Immature technology leads to component fragmentation and ambiguous best practices from the developer’s perspective.

  • Architectural complexity.
  • The self-discipline needed to avoid function sprawl.
  • Because of multi-tenancy, it’s theoretically conceivable for neighboring functions to hog system resources behind the scenes.
  • Testing locally becomes tricky.
  • Significant restrictions on the local state.
  • Execution duration is capped.
Lack of operational tools

From user perspective

An app’s user experience may suffer as a result of increased request latency if it is not properly designed.

Serverless Frameworks

Serverless platforms require infrastructure to run on, and provider agnostic frameworks give a platform-independent approach to define and deploy Serverless code on a variety of cloud platforms and commercial services.

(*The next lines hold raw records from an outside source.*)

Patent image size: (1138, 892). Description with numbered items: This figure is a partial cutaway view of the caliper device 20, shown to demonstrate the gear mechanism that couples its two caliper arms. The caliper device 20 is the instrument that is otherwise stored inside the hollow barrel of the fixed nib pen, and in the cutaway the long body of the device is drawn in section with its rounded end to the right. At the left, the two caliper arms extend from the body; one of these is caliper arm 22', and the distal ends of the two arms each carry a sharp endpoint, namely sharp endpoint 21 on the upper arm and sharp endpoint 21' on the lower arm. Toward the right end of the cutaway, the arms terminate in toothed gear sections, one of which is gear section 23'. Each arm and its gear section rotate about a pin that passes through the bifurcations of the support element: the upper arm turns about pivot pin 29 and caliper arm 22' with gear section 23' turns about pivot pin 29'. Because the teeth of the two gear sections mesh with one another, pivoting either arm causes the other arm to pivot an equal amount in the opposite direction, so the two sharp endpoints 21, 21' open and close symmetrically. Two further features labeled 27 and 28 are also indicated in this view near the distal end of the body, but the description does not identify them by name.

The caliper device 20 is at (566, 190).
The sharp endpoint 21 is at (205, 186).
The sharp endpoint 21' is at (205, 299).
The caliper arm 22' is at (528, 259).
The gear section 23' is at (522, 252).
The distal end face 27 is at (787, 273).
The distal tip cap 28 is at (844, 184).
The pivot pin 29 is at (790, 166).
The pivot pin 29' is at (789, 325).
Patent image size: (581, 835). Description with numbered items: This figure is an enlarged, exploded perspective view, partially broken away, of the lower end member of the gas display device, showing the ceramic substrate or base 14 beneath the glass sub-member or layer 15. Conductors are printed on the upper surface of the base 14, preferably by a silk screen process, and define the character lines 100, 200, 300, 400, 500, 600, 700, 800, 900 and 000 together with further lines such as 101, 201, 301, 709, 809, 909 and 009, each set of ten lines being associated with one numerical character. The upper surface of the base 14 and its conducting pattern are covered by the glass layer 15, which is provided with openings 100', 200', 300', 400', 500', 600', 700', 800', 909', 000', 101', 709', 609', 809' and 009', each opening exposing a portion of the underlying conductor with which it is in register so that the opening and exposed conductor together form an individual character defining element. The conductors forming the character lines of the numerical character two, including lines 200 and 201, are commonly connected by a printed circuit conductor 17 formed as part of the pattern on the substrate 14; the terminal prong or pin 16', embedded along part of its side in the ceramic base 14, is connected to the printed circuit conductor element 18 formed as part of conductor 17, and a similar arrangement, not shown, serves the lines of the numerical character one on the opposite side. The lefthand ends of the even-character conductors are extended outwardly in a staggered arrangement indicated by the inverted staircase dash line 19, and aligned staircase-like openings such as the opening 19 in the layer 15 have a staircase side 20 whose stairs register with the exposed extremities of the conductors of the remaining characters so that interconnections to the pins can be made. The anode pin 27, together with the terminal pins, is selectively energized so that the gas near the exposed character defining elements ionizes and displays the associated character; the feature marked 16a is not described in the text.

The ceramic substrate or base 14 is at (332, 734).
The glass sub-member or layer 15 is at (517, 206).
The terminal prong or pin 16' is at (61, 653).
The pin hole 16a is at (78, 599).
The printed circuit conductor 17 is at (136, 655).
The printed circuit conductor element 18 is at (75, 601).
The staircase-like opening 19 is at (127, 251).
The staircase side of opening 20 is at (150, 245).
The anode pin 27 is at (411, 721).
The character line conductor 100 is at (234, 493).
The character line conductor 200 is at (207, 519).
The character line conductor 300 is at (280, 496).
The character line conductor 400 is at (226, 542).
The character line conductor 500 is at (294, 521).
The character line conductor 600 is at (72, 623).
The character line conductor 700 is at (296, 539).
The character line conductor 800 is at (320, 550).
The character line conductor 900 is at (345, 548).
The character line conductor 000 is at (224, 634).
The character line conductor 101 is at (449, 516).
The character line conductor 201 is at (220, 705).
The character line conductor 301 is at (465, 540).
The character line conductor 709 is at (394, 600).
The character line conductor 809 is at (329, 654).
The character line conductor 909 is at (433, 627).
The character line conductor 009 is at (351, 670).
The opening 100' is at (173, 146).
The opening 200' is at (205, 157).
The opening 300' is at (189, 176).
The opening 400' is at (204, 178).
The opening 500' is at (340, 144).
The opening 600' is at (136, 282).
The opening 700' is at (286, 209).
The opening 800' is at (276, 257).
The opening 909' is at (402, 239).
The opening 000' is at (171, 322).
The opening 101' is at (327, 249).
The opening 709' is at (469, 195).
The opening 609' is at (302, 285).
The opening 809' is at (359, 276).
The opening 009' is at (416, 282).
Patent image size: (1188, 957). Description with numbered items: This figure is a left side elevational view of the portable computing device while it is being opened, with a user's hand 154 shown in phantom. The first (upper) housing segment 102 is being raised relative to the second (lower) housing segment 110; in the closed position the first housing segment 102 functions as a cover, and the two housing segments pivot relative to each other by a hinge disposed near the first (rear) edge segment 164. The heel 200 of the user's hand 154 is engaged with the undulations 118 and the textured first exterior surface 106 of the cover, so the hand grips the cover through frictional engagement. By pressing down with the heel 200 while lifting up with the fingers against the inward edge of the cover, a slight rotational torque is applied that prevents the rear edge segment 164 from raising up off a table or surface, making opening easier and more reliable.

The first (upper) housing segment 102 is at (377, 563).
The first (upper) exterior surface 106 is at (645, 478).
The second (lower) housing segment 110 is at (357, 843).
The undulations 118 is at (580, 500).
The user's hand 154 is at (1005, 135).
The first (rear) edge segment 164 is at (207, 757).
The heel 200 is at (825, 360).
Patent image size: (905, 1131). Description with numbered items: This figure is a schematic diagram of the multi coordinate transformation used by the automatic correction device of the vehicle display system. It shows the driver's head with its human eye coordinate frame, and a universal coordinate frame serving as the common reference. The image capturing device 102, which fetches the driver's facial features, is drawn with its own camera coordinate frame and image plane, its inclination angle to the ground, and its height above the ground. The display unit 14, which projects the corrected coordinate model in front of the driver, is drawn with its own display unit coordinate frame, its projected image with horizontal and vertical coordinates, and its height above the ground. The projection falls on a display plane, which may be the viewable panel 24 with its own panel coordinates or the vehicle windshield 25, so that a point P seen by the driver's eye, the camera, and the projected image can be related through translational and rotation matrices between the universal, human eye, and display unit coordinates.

  • Serverless Framework (JavaScript, Python, Golang)
  • Apex (JavaScript)
  • ClaudiaJS (JavaScript)
  • Sparta (Golang)
  • Gordon (JavaScript)
  • Zappa (Python)
  • Up (JavaScript, Python, Golang, Crystal)


Serverless architecture is undoubtedly intriguing, but it is not without its drawbacks. The validity and success of architectures are determined by business requirements rather than technology alone. In the same manner, when used correctly, Serverless may shine. Serverless architecture is implemented in many best web development companies in Chennai.